Vandaag een autobiografisch stukje. Vorige week maandag
was ik, zoals gewoonlijk, weer aan het werk in de praktijk. Plotseling voelde
ik mij misselijk, direct daarna duizelig. Het volgende moment op mijn netvlies
keek ik in de ogen van een paar bezorgde weldoeners. Ik had een tijd
bewusteloos in de stoel gezeten. Enigszins beduusd en verward, begreep ik dat
er een ambulance op komst was. De therapeut was onwel geworden.
Na een aantal dagen aan de hartbewaking mocht ik naar
huis. Natuurlijk vinden ze weer niets in zo’n monitoring, dacht ik. Toch nog
maar even opfrissen in de badkamer, voordat ik vrouwlief ging bellen.

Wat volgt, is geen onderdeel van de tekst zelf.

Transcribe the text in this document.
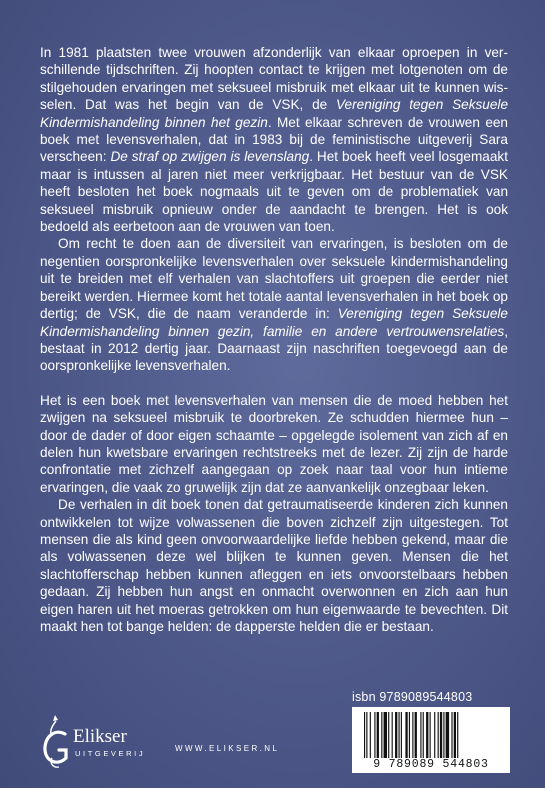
In 1981 plaatsten twee vrouwen afzonderlijk van elkaar oproepen in verschillende tijdschriften. Zij hoopten contact te krijgen met lotgenoten om de stilgehouden ervaringen met seksueel misbruik met elkaar uit te kunnen wisselen. Dat was het begin van de VSK, de Vereniging tegen Seksuele Kindermishandeling binnen het gezin. Met elkaar schreven de vrouwen een boek met levensverhalen, dat in 1983 bij de feministische uitgeverij Sara verscheen: De straf op zwijgen is levenslang. Het boek heeft veel losgemaakt maar is intussen al jaren niet meer verkrijgbaar. Het bestuur van de VSK heeft besloten het boek nogmaals uit te geven om de problematiek van seksueel misbruik opnieuw onder de aandacht te brengen. Het is ook bedoeld als eerbetoon aan de vrouwen van toen.

Om recht te doen aan de diversiteit van ervaringen, is besloten om de negentien oorspronkelijke levensverhalen over seksuele kindermishandeling uit te breiden met elf verhalen van slachtoffers uit groepen die eerder niet bereikt werden. Hiermee komt het totale aantal levensverhalen in het boek op dertig; de VSK, die de naam veranderde in: Vereniging tegen Seksuele Kindermishandeling binnen gezin, familie en andere vertrouwensrelaties, bestaat in 2012 dertig jaar. Daarnaast zijn naschriften toegevoegd aan de oorspronkelijke levensverhalen.

Het is een boek met levensverhalen van mensen die de moed hebben het zwijgen na seksueel misbruik te doorbreken. Ze schudden hiermee hun – door de dader of door eigen schaamte – opgelegde isolement van zich af en delen hun kwetsbare ervaringen rechtstreeks met de lezer. Zij zijn de harde confrontatie met zichzelf aangegaan op zoek naar taal voor hun intieme ervaringen, die vaak zo gruwelijk zijn dat ze aanvankelijk onzegbaar leken.

De verhalen in dit boek tonen dat getraumatiseerde kinderen zich kunnen ontwikkelen tot wijze volwassenen die boven zichzelf zijn uitgestegen. Tot mensen die als kind geen onvoorwaardelijke liefde hebben gekend, maar die als volwassenen deze wel blijken te kunnen geven. Mensen die het slachtofferschap hebben kunnen afleggen en iets onvoorstelbaars hebben gedaan. Zij hebben hun angst en onmacht overwonnen en zich aan hun eigen haren uit het moeras getrokken om hun eigenwaarde te bevechten. Dit maakt hen tot bange helden: de dapperste helden die er bestaan.

Elikser
UITGEVERIJ
WWW.ELIKSER.NL
isbn 9789089544803
9 789089 544803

Tijdens
het wassen, weer diezelfde duizeligheid. Ineens twee zusters aan de wastafel
die vroegen wat ik aan het doen was. De monitor had een aanzienlijke vertraging
in mijn hartritme gedetecteerd. Terwijl de ene zuster terug liep, ging de
andere even een rolstoel halen. Daarna ging het licht weer uit.
Toen ik bij mijn positieven kwam was de badkamer
rijkelijk gevuld met ziekenhuispersoneel. Verpleegkundigen, artsen en een
crash-team stonden rondom mij en ik lag als lijdend voorwerp midden in de
badkamer. “Een typisch geval voor een pacemaker”, sprak een witte jas. “De
crash-car is stand-by”, hoorde ik verderop. Het leek nu echt menens met mijn gezondheid.
De monitor had een flat-line laten zien.
Ik leef gezond, eet gezond, sport gezond. Het opgeven
van de elektrische geleiding van het hart voelde daarom even als een soort
verraad. Tegelijkertijd had ik intens veel geluk met de plaats van de collaps.
Grofweg kun je hartritmeproblemen verdelen in
geleidingsstoornissen (vaak genetisch) en stoornissen in de hartfunctie zelf
(vaten, fibrilleren). De vaatfuncties en knijpkracht van mijn hart zijn gelukkig
goed. Het geleidingssysteem bracht vorige week ernstige tekortkomingen aan het
licht. Dit geleidingssysteem bestaat uit een sinusknoop (voor de boezem) en een
AV knoop (voor de kamer). Vaak kan na een sinusblock nog een ritme op de AV
knoop ontstaan en zit er zelfs een back-up systeem. Een volledige stilstand is
derhalve redelijk zeldzaam. Wanneer de kamers echter hun zuurstofrijke bloed
niet meer kunnen rondpompen naar de hersenen, heb je binnen vijf seconden een
situatie van bewustzijnsverlies.
De behandeling
is gelukkig redelijk eenvoudig, implantatie van een pacemaker. De eerste
“uitwendige” pacemaker werd in 1932 door Albert Hyman gebouwd. In 1952 werd
voor het eerst een implanteerbare vorm gebruikt door de Zweedse arts Senning.
Het apparaatje ging drie uur lang mee. Tegenwoordig kennen we de intelligente
pacemakers met een levensduur van tien jaar. Naast de analyse van het
hartritme, houden zij zelfs het inspanningsniveau in de gaten. In principe
grijpt de pacemaker pas in als er zich een hartritmestoornis aandient. Het is
een waakzame klok maar zeker geen tijdbom. Het hart tikt als nooit tevoren.